CBS San Antonio affiliate KENS 5 reports that a San Antonio candy company, Judson-Atkinson Candy Company, has ceased operations after 110 years of making candy. The company has been forced to lay off more than 100 employees, and currently has only 14 people in its production facility. The family-run business says that the company simply can’t compete with firms outside the U.S., since domestic companies pay more for candies’ main ingredient: sugar. According to the owner of the company, Amy Atkinson Voltz, the candy company pays more than twice the international price for sugar, which caused an additional $2 million in costs for the company. “It’s totally unfair competition,” Atkinson said. “It’s been really hard. We had to bring in employees who had worked here 20-plus years and tell them that we were not going to produce candy right now.”
With the costly and unnecessary U.S. sugar program, it’s no surprise that American candy and beverage manufacturers have a hard time competing against international products from countries like Brazil and Mexico. While some domestic manufacturers are able to switch to alternative products like high fructose corn syrup, its application is limited in the candy manufacturing and baking industries.

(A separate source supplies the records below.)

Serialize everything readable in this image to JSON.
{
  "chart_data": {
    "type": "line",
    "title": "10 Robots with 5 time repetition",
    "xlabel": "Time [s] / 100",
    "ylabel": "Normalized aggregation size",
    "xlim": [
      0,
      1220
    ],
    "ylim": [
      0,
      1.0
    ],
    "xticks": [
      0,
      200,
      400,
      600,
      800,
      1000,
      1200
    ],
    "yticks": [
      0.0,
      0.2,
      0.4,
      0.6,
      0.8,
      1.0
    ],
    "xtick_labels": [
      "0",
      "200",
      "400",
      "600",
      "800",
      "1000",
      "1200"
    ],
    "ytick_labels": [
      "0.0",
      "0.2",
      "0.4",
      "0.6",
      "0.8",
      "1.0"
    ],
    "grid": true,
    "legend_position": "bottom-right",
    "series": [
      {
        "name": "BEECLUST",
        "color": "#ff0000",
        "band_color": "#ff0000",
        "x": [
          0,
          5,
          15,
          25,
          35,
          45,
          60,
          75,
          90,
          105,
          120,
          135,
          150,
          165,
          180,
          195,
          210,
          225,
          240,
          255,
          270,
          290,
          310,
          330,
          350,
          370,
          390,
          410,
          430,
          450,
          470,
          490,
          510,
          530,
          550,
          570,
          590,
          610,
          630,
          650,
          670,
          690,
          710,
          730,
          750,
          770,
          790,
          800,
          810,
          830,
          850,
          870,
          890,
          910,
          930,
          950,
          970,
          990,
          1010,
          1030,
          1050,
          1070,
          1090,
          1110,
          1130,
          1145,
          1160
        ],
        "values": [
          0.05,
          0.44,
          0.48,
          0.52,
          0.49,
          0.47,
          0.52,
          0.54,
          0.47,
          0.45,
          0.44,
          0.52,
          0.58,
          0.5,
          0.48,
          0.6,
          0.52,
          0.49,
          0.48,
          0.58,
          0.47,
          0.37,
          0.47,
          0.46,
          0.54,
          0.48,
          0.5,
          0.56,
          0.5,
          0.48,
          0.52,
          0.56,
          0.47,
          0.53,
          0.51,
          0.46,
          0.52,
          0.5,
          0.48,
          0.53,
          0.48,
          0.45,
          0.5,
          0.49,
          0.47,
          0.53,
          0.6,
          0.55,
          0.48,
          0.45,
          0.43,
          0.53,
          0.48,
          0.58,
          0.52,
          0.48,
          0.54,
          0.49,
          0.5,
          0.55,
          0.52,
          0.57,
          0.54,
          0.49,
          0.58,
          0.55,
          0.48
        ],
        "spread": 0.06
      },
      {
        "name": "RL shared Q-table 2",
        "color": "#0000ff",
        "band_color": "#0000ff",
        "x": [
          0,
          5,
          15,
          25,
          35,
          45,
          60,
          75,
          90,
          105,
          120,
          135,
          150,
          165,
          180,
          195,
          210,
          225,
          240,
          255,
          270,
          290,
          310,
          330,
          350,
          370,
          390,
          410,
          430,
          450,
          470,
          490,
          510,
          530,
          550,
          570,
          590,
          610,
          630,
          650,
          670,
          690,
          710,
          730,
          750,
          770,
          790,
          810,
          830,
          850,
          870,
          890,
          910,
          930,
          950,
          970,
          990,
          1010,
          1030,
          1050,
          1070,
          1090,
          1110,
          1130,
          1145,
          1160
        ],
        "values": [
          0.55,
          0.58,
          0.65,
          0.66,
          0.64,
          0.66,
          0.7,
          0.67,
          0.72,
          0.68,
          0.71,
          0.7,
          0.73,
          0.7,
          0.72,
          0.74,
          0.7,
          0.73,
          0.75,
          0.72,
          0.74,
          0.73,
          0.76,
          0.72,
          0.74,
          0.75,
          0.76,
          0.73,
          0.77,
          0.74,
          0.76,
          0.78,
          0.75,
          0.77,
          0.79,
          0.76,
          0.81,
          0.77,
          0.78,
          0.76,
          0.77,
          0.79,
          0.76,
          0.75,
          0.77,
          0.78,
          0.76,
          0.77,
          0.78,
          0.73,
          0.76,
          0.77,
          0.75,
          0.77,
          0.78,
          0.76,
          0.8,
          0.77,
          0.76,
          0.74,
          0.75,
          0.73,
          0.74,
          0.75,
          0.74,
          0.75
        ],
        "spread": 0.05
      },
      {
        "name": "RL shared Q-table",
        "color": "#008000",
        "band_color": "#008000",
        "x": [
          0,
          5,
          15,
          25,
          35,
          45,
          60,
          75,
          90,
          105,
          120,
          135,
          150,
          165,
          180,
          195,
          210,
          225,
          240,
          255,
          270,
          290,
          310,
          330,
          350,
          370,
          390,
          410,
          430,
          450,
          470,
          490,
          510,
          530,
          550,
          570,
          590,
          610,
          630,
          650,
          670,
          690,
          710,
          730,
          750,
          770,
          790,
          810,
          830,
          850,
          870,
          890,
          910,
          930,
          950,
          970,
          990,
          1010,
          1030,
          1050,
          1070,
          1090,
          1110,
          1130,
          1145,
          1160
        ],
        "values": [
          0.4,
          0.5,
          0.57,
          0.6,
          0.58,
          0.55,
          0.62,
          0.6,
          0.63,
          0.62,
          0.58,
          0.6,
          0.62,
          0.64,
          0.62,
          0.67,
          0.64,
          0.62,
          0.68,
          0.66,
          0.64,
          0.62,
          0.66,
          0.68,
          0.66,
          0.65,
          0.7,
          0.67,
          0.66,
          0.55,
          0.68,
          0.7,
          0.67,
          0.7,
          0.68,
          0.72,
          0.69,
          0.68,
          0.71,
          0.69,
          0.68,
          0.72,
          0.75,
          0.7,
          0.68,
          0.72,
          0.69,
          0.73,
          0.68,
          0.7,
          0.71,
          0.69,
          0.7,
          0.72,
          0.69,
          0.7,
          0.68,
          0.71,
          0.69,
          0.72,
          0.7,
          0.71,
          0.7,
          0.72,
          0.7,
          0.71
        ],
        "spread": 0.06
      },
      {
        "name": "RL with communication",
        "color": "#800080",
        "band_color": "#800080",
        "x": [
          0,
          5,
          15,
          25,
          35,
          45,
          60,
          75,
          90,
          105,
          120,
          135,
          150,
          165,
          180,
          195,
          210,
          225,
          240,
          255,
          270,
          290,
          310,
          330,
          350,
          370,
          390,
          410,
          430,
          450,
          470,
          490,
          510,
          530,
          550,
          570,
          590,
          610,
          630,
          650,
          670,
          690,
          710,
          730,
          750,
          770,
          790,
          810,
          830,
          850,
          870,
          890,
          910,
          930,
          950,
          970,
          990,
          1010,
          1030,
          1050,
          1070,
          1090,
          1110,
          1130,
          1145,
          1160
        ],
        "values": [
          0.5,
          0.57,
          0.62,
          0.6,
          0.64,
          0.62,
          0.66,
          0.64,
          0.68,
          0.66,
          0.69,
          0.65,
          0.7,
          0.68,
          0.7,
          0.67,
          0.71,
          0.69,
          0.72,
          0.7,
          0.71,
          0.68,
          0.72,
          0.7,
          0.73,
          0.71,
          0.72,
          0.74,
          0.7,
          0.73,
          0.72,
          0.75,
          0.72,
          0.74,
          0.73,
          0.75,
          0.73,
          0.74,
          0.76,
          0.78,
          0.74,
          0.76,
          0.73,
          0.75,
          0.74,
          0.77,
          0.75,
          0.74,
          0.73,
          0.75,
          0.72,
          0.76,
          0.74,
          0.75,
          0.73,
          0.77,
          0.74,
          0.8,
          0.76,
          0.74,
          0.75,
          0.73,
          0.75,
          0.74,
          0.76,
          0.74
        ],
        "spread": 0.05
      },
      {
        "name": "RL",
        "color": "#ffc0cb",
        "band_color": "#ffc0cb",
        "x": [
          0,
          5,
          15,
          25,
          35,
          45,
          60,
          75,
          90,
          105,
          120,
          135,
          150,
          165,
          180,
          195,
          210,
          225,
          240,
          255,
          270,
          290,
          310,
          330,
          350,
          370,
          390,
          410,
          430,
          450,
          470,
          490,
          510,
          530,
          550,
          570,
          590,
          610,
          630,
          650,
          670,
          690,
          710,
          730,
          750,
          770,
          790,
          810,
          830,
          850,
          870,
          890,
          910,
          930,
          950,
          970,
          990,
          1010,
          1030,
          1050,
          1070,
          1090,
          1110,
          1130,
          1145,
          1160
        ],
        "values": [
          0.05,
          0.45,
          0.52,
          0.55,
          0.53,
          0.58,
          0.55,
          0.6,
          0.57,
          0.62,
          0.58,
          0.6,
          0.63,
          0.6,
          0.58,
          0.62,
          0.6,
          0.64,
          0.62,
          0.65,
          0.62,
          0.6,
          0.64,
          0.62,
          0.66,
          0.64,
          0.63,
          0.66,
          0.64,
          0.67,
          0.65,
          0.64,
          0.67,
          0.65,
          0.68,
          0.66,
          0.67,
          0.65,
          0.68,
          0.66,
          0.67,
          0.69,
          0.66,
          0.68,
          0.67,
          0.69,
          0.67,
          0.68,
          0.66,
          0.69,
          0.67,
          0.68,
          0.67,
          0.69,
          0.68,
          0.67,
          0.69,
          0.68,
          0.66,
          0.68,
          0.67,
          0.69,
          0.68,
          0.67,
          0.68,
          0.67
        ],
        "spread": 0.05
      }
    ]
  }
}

The U.S. sugar program, part of the 2008 Farm Bill, is a policy that protects sugar producers at consumers’ and manufacturers’ expense. At the same time the program increases sugar expenditures by American consumers and manufacturers by about $2.4 billion, it adds $1.4 billion in extra income for sugar producers.
The costs go beyond businesses’ and consumers’ pockets. A U.S. Department of Commerce report found that from 1997 to 2009, more than 112,000 jobs were eliminated in the sugar containing industries. Supporters of the program claim that artificially inflating sugar prices supports jobs in the sugar producing sector. But, according to the same report, for every job in that sector, approximately three jobs are lost in the sugar containing industries. Unsurprisingly, there are around 600,000 sugar using jobs in the United States, as opposed to only 20,000 jobs in the sugar producing sector. Artificially propping up a few jobs with few beneficiaries at a larger group’s expense is inefficient and inexcusable.
In a time of high unemployment (9.1 percent in August), politicians should move to eliminate programs that increase the federal budget deficit and eliminate jobs. Companies like Judson-Atkinson, and larger ones like Hershey, are forced to close facilities or move them to other countries as a result of expensive sugar in the United States. And while labor cost differences are real and play a role in companies’ bottom line, artificially expensive inputs do not help United States’ competitiveness.